En parallèle, le ministère américain des Finances a annoncé le 18 mars qu'il continuait à lever les sanctions économiques que les États-Unis avaient imposées au Venezuela, une initiative qu'il juge gagnante pour les deux pays.

Donald Trump avait assuré au début du mois que la flambée des cours des hydrocarbures était "un petit prix à payer pour la paix et la sécurité" mondiale.

Mais en l'absence d'accalmie sur les marchés, il a ensuite opéré une volte-face et levé temporairement des sanctions visant le pétrole russe.

Il a aussi pressé les membres de l'OTAN et les pays dépendant du pétrole du Golfe à l'aider à rouvrir le détroit d'Ormuz, passage stratégique pour les exportations de la région qui reste pratiquement bloqué depuis plus de deux semaines.

Depuis les premières attaques en Iran lancées par les États-Unis et Israël, les cours du pétrole brut ont bondi de près de 50%.

Cette flambée est largement ressentie à la pompe. Un gallon d'essence (3,78 litres) coûte désormais 3,84 dollars, contre 2,98 dollars fin février, selon les données de référence de l'association automobile américaine AAA.

Le vice-président américain JD Vance lors d'une visite à l'usine de fabrication d'Engineering Design Services Inc. à Auburn Hills, Michigan, le 18 mars.
Photo : AFP/VNA/CVN

"Les semaines à venir s'annoncent difficiles, mais ce n'est que temporaire", a jugé le 18 mars le vice-président JD Vance, en visite dans une usine du Michigan (Nord).

"Trop modeste" 

Vieux de plus d'un siècle, le "Jones Act" oblige les transporteurs maritimes à utiliser des navires construits et possédés par des Américains lorsqu'ils effectuent des liaisons entre deux ports du pays.

Sa suspension "augmentera la flotte de pétroliers disponible, réduisant ainsi les goulets d'étranglement dans le transport", estiment les analystes de S&P Global.

Selon eux, "une livraison typique" allant des sites de productions dans le golfe du Mexique à la côte Atlantique "peut coûter environ 3 à 4 dollars de plus par baril" lorsqu'elle est réalisée par un navire compatible avec le "Jones Act" plutôt qu'un pétrolier étranger.

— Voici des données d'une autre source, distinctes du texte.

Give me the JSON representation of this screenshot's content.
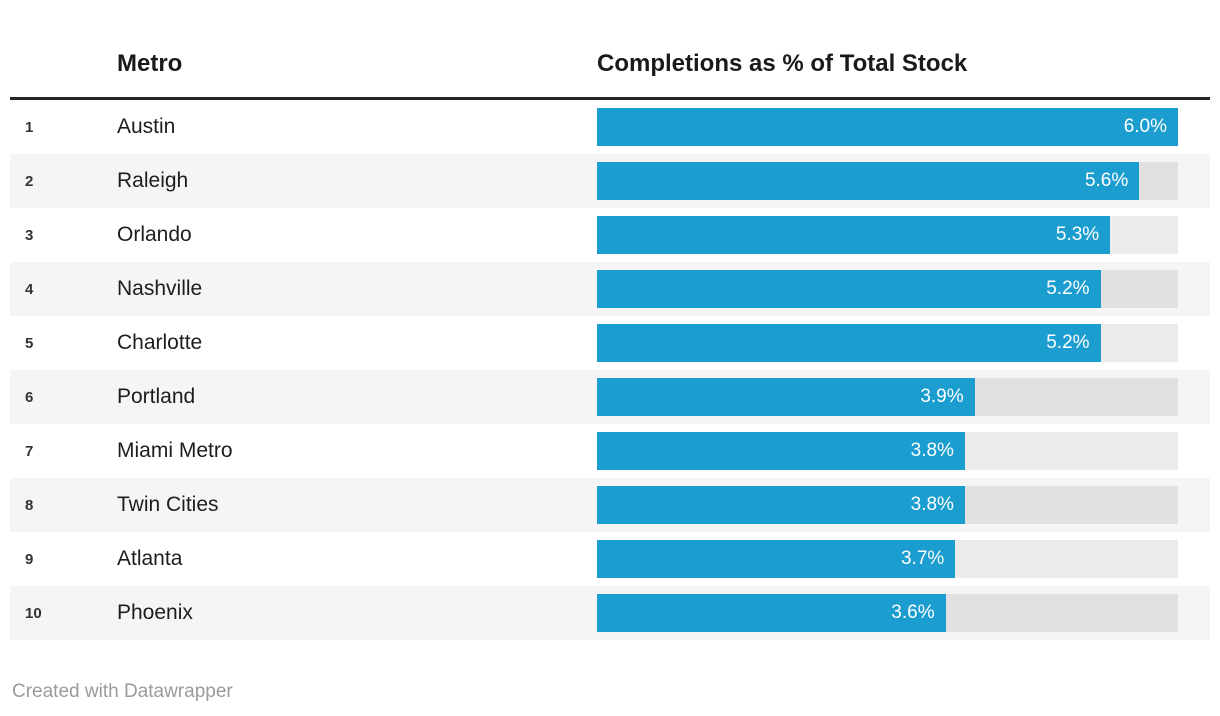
{
  "header": {
    "rank_label": "",
    "metro_label": "Metro",
    "value_label": "Completions as % of Total Stock"
  },
  "footer": {
    "attribution": "Created with Datawrapper"
  },
  "colors": {
    "bar": "#1c9dd0",
    "stripe": "#f5f5f5",
    "track": "rgba(0,0,0,0.08)",
    "rule": "#262626",
    "bar_label_text": "#ffffff"
  },
  "chart_data": {
    "type": "bar",
    "orientation": "horizontal",
    "title": "",
    "xlabel": "Completions as % of Total Stock",
    "ylabel": "Metro",
    "columns": [
      "Metro",
      "Completions as % of Total Stock"
    ],
    "ranks": [
      1,
      2,
      3,
      4,
      5,
      6,
      7,
      8,
      9,
      10
    ],
    "categories": [
      "Austin",
      "Raleigh",
      "Orlando",
      "Nashville",
      "Charlotte",
      "Portland",
      "Miami Metro",
      "Twin Cities",
      "Atlanta",
      "Phoenix"
    ],
    "values": [
      6.0,
      5.6,
      5.3,
      5.2,
      5.2,
      3.9,
      3.8,
      3.8,
      3.7,
      3.6
    ],
    "labels": [
      "6.0%",
      "5.6%",
      "5.3%",
      "5.2%",
      "5.2%",
      "3.9%",
      "3.8%",
      "3.8%",
      "3.7%",
      "3.6%"
    ],
    "xlim": [
      0,
      6.0
    ],
    "grid": false,
    "legend": false,
    "zebra_striping": true
  }
}
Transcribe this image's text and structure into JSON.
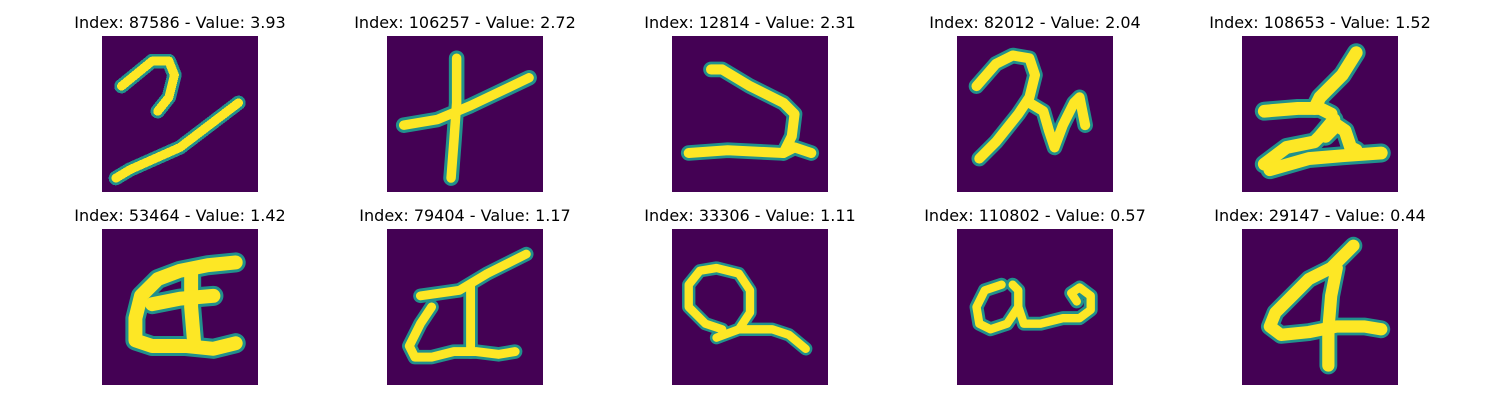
{
  "panels": [
    {
      "title": "Index: 87586 - Value: 3.93",
      "glyph": "handwritten 2-like stroke with long diagonal"
    },
    {
      "title": "Index: 106257 - Value: 2.72",
      "glyph": "cross-like stroke"
    },
    {
      "title": "Index: 12814 - Value: 2.31",
      "glyph": "zigzag stroke"
    },
    {
      "title": "Index: 82012 - Value: 2.04",
      "glyph": "cursive h-like stroke"
    },
    {
      "title": "Index: 108653 - Value: 1.52",
      "glyph": "z-like stroke"
    },
    {
      "title": "Index: 53464 - Value: 1.42",
      "glyph": "bold a-like stroke"
    },
    {
      "title": "Index: 79404 - Value: 1.17",
      "glyph": "triangle with line stroke"
    },
    {
      "title": "Index: 33306 - Value: 1.11",
      "glyph": "loop with underline stroke"
    },
    {
      "title": "Index: 110802 - Value: 0.57",
      "glyph": "cursive a-like stroke"
    },
    {
      "title": "Index: 29147 - Value: 0.44",
      "glyph": "digit 4-like stroke"
    }
  ],
  "colors": {
    "background": "#440154",
    "edge": "#21918c",
    "stroke": "#fde725",
    "stroke_mid": "#b5de2b"
  }
}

Seulement "une fraction" des navires dans le monde correspondent aux standards du "Jones Act", souligne Colin Grabow, expert du sujet.

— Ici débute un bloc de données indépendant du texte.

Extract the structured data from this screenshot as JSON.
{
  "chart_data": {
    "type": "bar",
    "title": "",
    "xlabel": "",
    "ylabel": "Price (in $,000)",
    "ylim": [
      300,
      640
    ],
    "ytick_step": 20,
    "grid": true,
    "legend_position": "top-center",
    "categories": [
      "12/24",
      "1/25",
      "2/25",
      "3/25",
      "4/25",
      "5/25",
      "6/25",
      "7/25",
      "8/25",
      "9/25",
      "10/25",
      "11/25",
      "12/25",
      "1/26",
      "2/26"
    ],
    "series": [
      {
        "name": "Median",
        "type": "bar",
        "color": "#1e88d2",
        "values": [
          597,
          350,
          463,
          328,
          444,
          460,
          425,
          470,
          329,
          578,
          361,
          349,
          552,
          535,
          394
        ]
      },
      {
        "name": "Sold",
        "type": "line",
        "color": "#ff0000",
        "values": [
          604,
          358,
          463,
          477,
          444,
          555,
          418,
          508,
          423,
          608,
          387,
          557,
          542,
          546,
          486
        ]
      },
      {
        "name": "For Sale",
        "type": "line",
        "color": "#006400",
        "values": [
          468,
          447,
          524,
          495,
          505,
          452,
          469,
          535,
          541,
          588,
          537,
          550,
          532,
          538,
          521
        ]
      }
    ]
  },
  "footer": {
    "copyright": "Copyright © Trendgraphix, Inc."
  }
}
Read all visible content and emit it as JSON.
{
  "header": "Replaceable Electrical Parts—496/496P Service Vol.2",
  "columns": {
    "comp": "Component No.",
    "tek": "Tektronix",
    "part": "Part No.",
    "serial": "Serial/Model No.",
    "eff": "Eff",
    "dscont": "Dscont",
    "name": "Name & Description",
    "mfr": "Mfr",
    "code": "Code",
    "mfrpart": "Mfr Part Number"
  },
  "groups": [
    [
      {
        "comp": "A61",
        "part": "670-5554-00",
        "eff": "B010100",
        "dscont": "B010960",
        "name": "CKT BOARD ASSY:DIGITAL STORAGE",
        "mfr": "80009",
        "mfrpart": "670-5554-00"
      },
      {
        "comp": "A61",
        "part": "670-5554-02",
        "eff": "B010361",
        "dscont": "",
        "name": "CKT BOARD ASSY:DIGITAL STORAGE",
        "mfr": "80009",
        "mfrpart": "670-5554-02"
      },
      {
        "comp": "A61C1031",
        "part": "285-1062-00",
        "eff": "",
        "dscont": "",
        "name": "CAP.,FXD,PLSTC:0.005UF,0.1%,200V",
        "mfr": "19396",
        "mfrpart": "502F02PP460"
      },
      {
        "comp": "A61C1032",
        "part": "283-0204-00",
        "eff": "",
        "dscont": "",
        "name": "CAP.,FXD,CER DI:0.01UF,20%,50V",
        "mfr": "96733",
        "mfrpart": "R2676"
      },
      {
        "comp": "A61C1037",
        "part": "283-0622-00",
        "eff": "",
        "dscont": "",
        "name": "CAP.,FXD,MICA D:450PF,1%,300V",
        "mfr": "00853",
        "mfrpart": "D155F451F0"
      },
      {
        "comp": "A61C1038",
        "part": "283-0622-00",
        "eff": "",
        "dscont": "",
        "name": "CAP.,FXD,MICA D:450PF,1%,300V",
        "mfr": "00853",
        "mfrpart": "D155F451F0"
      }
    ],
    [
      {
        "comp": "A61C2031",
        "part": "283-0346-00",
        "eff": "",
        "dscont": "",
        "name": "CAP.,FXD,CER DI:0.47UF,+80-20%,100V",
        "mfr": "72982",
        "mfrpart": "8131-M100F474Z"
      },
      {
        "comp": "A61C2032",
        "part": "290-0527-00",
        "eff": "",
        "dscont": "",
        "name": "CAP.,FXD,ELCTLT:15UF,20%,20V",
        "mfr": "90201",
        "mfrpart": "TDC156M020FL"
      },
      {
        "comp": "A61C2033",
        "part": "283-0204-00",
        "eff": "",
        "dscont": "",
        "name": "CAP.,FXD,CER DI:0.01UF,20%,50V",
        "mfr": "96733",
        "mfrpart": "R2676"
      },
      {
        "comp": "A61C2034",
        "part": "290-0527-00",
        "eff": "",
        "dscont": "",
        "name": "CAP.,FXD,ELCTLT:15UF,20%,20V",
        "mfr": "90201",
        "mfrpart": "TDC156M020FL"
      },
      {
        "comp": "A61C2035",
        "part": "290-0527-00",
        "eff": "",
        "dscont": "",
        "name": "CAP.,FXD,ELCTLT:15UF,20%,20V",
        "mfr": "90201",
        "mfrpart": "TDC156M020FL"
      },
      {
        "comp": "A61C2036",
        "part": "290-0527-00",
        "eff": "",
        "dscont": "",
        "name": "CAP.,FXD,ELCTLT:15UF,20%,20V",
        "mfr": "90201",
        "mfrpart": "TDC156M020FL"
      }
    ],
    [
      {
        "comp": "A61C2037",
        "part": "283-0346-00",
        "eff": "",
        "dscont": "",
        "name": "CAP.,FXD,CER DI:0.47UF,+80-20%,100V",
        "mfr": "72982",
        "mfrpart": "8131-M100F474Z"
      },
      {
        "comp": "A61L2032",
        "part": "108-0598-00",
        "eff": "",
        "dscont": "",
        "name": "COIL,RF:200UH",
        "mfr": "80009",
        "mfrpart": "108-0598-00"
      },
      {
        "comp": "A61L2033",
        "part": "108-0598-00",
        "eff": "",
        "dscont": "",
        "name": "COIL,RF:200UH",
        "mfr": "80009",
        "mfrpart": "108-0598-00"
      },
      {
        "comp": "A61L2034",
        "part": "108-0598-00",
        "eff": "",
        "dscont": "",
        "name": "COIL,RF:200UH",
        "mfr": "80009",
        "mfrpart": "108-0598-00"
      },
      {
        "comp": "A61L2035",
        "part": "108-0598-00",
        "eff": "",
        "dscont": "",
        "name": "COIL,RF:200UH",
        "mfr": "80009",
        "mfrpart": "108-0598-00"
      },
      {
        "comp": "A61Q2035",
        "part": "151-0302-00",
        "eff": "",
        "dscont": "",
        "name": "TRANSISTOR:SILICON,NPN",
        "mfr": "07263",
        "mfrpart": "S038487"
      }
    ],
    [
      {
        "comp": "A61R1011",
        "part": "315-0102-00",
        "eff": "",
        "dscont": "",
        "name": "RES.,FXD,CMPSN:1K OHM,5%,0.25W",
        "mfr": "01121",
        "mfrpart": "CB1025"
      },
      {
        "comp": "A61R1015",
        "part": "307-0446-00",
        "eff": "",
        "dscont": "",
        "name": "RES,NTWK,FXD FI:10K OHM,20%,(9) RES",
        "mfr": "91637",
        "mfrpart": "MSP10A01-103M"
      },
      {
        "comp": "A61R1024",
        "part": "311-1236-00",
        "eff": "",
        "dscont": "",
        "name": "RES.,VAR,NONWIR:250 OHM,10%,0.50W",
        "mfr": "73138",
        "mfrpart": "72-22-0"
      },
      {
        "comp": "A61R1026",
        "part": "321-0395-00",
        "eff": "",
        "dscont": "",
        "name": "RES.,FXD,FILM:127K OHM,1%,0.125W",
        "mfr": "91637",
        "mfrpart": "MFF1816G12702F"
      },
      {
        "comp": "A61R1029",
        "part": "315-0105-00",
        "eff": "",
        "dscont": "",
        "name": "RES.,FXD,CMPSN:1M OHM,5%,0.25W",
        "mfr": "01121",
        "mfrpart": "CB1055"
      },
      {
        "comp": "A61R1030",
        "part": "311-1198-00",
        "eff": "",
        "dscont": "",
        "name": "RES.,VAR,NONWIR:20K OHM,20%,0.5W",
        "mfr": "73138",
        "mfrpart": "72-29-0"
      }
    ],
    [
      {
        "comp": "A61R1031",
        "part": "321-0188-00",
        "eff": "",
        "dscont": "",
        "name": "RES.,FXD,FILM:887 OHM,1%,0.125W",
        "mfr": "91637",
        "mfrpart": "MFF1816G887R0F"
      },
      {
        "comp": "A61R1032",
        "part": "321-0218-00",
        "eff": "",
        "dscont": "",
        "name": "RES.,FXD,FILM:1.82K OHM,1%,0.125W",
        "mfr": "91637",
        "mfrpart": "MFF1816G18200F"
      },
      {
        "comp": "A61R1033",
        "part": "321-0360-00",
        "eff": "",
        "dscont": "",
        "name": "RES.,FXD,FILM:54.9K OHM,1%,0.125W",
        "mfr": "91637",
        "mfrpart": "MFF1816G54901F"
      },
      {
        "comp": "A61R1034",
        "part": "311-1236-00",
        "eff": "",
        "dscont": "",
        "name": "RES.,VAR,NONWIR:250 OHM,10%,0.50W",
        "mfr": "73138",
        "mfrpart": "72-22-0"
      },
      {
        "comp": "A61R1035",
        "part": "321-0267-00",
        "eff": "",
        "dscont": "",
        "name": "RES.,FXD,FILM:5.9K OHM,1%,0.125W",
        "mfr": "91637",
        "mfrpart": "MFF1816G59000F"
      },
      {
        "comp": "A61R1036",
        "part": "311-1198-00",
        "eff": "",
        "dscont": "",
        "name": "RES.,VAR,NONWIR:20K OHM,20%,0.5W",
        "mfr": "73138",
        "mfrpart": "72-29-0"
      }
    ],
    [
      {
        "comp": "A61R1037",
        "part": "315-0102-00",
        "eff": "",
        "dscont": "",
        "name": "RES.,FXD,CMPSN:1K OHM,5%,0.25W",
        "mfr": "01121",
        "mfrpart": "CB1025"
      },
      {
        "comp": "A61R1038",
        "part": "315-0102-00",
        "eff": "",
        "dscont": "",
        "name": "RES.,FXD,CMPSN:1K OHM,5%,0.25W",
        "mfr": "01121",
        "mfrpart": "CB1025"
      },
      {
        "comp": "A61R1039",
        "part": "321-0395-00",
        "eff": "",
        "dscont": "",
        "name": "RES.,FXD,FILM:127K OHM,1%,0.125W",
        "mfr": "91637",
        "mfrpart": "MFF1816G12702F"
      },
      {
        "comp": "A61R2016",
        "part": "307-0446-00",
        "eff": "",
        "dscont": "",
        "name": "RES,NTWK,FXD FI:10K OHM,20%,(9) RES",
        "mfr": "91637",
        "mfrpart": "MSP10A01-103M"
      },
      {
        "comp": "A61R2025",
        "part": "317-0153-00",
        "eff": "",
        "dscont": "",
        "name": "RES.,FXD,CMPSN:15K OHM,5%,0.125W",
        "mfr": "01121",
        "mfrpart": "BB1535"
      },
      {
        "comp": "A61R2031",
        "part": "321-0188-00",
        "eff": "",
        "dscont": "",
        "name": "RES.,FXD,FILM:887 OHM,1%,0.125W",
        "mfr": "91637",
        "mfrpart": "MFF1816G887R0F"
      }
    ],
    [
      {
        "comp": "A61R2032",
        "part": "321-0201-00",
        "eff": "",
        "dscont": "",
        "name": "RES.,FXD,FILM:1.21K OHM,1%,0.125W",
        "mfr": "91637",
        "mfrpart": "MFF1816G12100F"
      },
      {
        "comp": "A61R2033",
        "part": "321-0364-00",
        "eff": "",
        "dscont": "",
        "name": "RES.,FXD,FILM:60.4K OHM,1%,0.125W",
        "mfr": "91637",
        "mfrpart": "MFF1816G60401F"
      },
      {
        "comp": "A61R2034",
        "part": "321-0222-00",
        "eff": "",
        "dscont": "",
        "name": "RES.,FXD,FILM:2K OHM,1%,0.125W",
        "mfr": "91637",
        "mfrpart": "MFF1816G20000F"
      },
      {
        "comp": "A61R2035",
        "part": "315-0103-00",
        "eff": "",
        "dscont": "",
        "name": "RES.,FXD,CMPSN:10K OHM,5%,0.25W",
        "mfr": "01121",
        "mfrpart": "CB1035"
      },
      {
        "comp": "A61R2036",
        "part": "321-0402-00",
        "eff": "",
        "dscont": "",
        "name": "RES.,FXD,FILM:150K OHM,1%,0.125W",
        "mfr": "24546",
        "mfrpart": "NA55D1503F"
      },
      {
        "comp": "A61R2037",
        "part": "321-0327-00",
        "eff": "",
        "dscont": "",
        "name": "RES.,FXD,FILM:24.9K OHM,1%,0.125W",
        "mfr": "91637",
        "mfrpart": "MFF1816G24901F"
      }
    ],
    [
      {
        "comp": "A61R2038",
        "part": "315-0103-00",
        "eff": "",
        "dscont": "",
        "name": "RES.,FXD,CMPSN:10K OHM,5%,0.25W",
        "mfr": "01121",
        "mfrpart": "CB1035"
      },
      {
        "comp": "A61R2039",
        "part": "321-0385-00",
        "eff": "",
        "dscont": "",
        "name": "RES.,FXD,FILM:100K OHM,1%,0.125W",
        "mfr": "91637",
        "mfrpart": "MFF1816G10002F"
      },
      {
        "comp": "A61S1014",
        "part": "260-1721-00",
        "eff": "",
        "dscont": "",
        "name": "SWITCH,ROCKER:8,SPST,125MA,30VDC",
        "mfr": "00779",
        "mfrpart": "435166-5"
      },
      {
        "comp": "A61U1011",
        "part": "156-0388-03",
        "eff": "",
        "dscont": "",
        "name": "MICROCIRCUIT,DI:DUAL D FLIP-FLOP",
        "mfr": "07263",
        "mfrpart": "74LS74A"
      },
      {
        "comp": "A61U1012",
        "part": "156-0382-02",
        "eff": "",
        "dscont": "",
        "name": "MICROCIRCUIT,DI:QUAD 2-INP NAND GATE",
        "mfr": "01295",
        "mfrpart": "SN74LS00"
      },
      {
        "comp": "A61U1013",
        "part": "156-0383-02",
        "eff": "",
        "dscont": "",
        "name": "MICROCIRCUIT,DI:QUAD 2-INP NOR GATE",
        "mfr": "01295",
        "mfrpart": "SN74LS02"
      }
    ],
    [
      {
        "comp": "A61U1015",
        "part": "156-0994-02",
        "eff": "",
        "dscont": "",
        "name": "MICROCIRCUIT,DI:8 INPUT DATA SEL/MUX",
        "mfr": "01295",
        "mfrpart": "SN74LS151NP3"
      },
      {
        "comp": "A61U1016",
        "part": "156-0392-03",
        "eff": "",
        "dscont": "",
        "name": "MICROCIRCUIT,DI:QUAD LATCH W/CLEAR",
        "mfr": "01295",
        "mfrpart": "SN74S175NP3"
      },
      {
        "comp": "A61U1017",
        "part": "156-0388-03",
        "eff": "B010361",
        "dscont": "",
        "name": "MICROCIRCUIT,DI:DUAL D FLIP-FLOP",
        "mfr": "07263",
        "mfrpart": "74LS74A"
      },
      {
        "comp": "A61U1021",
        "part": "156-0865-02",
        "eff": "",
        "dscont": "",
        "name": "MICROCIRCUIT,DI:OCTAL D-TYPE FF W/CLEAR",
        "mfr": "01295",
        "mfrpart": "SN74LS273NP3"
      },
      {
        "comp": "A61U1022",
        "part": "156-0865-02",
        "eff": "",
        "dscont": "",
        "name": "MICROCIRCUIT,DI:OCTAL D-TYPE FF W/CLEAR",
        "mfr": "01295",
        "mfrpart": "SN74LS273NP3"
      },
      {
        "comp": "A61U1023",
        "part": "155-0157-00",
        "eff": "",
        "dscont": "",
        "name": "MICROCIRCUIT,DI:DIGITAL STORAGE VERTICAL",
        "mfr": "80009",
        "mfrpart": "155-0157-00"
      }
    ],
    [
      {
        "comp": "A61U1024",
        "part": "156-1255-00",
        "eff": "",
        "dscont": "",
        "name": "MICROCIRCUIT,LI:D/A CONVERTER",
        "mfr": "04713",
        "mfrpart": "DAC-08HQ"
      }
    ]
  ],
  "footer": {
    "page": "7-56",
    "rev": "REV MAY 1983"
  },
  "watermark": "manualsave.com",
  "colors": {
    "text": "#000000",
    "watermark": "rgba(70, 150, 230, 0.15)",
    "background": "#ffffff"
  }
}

Selon le chercheur du Cato Institute, "les incertitudes portent simplement sur l'ampleur" des effets du gel de cette loi.

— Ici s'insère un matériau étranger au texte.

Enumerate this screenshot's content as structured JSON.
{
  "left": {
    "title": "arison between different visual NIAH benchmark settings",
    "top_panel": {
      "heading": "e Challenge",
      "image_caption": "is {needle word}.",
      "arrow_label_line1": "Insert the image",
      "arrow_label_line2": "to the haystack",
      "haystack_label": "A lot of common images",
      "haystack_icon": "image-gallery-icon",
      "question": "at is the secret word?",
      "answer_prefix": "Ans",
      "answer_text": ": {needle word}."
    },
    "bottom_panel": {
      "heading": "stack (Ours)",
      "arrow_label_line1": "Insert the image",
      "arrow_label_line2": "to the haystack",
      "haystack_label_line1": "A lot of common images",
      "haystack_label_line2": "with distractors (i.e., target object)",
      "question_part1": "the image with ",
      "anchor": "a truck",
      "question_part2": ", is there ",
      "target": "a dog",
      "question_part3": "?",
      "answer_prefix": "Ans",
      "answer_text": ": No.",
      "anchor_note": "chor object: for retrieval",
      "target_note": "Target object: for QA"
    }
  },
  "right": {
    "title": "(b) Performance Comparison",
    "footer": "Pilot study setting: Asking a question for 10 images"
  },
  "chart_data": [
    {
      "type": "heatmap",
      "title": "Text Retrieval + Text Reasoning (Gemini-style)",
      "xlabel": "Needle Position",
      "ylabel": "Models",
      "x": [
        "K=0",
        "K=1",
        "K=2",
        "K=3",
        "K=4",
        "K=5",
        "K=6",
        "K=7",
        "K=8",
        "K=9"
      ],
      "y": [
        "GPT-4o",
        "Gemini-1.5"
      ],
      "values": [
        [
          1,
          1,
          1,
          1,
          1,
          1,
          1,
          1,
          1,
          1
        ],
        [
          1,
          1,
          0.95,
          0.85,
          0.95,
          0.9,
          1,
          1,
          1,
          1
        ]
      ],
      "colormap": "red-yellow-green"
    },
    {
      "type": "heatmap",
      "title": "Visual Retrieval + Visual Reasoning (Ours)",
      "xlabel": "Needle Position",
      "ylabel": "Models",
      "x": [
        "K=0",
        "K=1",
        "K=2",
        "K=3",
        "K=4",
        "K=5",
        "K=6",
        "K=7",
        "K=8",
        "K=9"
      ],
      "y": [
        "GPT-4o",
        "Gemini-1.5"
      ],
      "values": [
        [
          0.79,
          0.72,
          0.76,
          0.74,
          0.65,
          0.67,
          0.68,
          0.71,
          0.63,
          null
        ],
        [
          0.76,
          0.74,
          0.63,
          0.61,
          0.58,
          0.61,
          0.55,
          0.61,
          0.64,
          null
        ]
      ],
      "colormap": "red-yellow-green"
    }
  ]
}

L'annonce n'a en tous cas pas eu d'effet notable sur les cours du brut, qui continuait d'évoluer en nette hausse le 18 mars.

Josh Lipsky, expert au centre d'analyses Atlantic Council, ne s'attend pas à des conséquences très importantes, estimant la mesure "trop modeste pour influencer les forces plus importantes à l’œuvre dans le Golfe".

En revanche, il met en avant la durée de la dérogation choisie par les autorités américaines. Selon lui, cela "laisse présager" un conflit qui s'éternise.

En réponse à une attaque contre l'un de ses sites gaziers, l'Iran a dit le 18 mars vouloir cibler des installations énergétiques dans le Golfe.

Le chef de la diplomatie de Téhéran a aussi promis de poursuivre un conflit aux "répercussions mondiales (...), sans distinction de richesse, de croyance ou de race".